Max schüttelte den Kopf. Das konnte nicht sein. Er unterbrach den Blickkontakt und sah in den Flur. Dort war niemand, der ihn angesprochen hatte. Er war allein. Nur die Hunde leisteten ihm Gesellschaft, insbesondere der alte Rottweiler. Die Schmerzen kehrten zurück. Der Rottweiler knurrte. Max sah ihn wieder an, blickte konzentriert in die grünen Pupillen, und der Schmerz bekam einen Klang.

„Hörst du mich?“

Max hielt seine Ohren zu, doch die Stimme blieb in seinem Kopf

„Hörst du mich?“

Klar und deutlich konnte er die Worte verstehen.

„Hörst du mich? Wenn ja, zeige mit dem Daumen nach oben, wenn nein, zeige mit dem Daumen nach unten!“

Max streckte seinen Daumen nach oben.

„Das ist gut. Ich habe sofort gewusst, dass du meine Gedanken lesen kannst. Du bist einzigartig und deshalb musst du mir helfen. Aber nicht heute, denn ich bin müde.
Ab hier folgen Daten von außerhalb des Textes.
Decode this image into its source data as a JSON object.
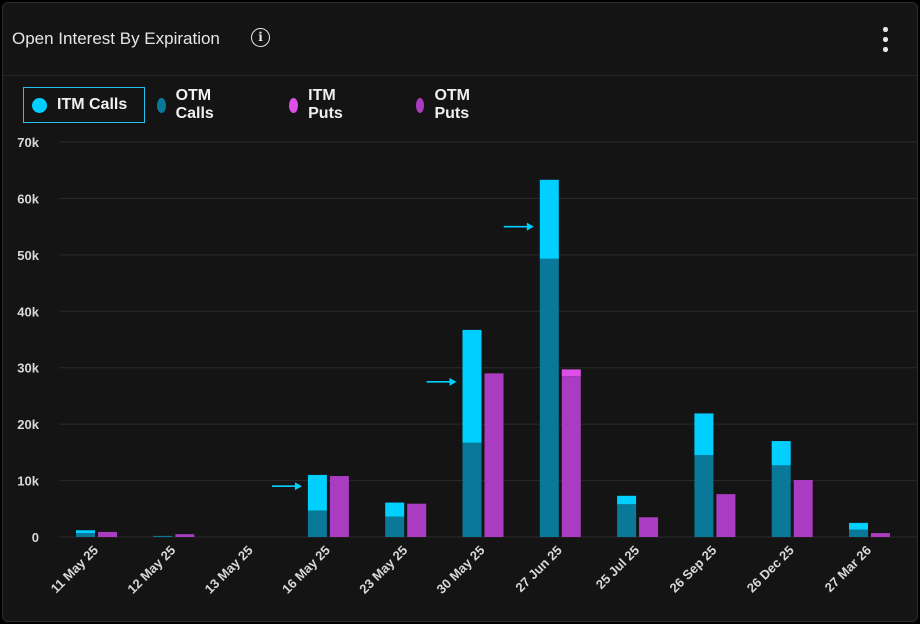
{
  "header": {
    "title": "Open Interest By Expiration",
    "info_icon": "info-icon",
    "menu_icon": "more-vertical-icon"
  },
  "colors": {
    "itm_calls": "#00cfff",
    "otm_calls": "#0a7898",
    "itm_puts": "#dd4fe8",
    "otm_puts": "#a93cc0",
    "background": "#141414",
    "grid": "#2a2a2a"
  },
  "legend": [
    {
      "label": "ITM Calls",
      "color": "#00cfff",
      "active": true
    },
    {
      "label": "OTM Calls",
      "color": "#0a7898",
      "active": false
    },
    {
      "label": "ITM Puts",
      "color": "#dd4fe8",
      "active": false
    },
    {
      "label": "OTM Puts",
      "color": "#a93cc0",
      "active": false
    }
  ],
  "chart_data": {
    "type": "bar",
    "stacked": true,
    "categories": [
      "11 May 25",
      "12 May 25",
      "13 May 25",
      "16 May 25",
      "23 May 25",
      "30 May 25",
      "27 Jun 25",
      "25 Jul 25",
      "26 Sep 25",
      "26 Dec 25",
      "27 Mar 26"
    ],
    "series": [
      {
        "name": "ITM Calls",
        "stack": "calls",
        "values": [
          500,
          0,
          0,
          6300,
          2500,
          20000,
          14000,
          1500,
          7400,
          4300,
          1200
        ]
      },
      {
        "name": "OTM Calls",
        "stack": "calls",
        "values": [
          700,
          200,
          0,
          4700,
          3600,
          16700,
          49300,
          5800,
          14500,
          12700,
          1300
        ]
      },
      {
        "name": "ITM Puts",
        "stack": "puts",
        "values": [
          0,
          0,
          0,
          0,
          0,
          0,
          1200,
          0,
          0,
          0,
          0
        ]
      },
      {
        "name": "OTM Puts",
        "stack": "puts",
        "values": [
          900,
          500,
          0,
          10800,
          5900,
          29000,
          28500,
          3500,
          7600,
          10100,
          700
        ]
      }
    ],
    "ylim": [
      0,
      70000
    ],
    "yticks": [
      "0",
      "10k",
      "20k",
      "30k",
      "40k",
      "50k",
      "60k",
      "70k"
    ],
    "ytick_values": [
      0,
      10000,
      20000,
      30000,
      40000,
      50000,
      60000,
      70000
    ],
    "annotations": [
      {
        "type": "arrow",
        "category": "16 May 25",
        "value": 9000
      },
      {
        "type": "arrow",
        "category": "30 May 25",
        "value": 27500
      },
      {
        "type": "arrow",
        "category": "27 Jun 25",
        "value": 55000
      }
    ],
    "grid": true
  }
}
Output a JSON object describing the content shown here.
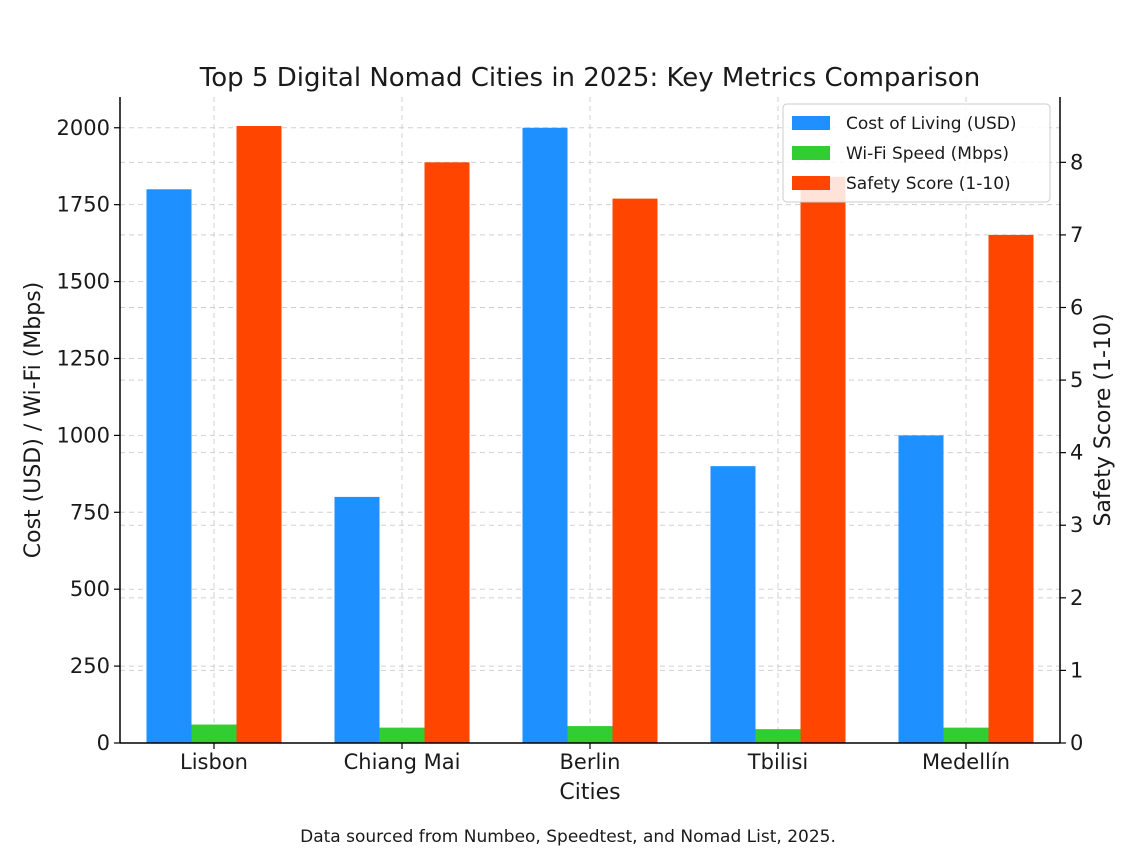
{
  "chart_data": {
    "type": "bar",
    "title": "Top 5 Digital Nomad Cities in 2025: Key Metrics Comparison",
    "xlabel": "Cities",
    "ylabel": "Cost (USD) / Wi-Fi (Mbps)",
    "y2label": "Safety Score (1-10)",
    "categories": [
      "Lisbon",
      "Chiang Mai",
      "Berlin",
      "Tbilisi",
      "Medellín"
    ],
    "series": [
      {
        "name": "Cost of Living (USD)",
        "axis": "left",
        "color": "#1e90ff",
        "values": [
          1800,
          800,
          2000,
          900,
          1000
        ]
      },
      {
        "name": "Wi-Fi Speed (Mbps)",
        "axis": "left",
        "color": "#32cd32",
        "values": [
          60,
          50,
          55,
          45,
          50
        ]
      },
      {
        "name": "Safety Score (1-10)",
        "axis": "right",
        "color": "#ff4500",
        "values": [
          8.5,
          8.0,
          7.5,
          7.8,
          7.0
        ]
      }
    ],
    "ylim": [
      0,
      2100
    ],
    "y2lim": [
      0,
      8.9
    ],
    "yticks": [
      0,
      250,
      500,
      750,
      1000,
      1250,
      1500,
      1750,
      2000
    ],
    "y2ticks": [
      0,
      1,
      2,
      3,
      4,
      5,
      6,
      7,
      8
    ],
    "grid": true,
    "legend_position": "top-right",
    "footnote": "Data sourced from Numbeo, Speedtest, and Nomad List, 2025."
  }
}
Morgen kommst du wieder zu mir und liest meine Gedanken. Hast du das verstanden? Wenn ja, zeige mit dem Daumen nach oben, wenn nein, zeige mit dem Daumen nach unten. Und wenn du unsicher bist, zeigst du mit dem Daumen zur Seite!“

Max wusste nicht, wie ihm geschah. Wie konnte der Hund über eine Stimme verfügen, mit der er seine Gedanken übertrug? Wie konnte es sein, dass er diese Stimme hörte? War es etwa seine eigene? Max konnte keine klaren Gedanken fassen, denn er teilte seinen Kopf mit etwas Fremdartiges.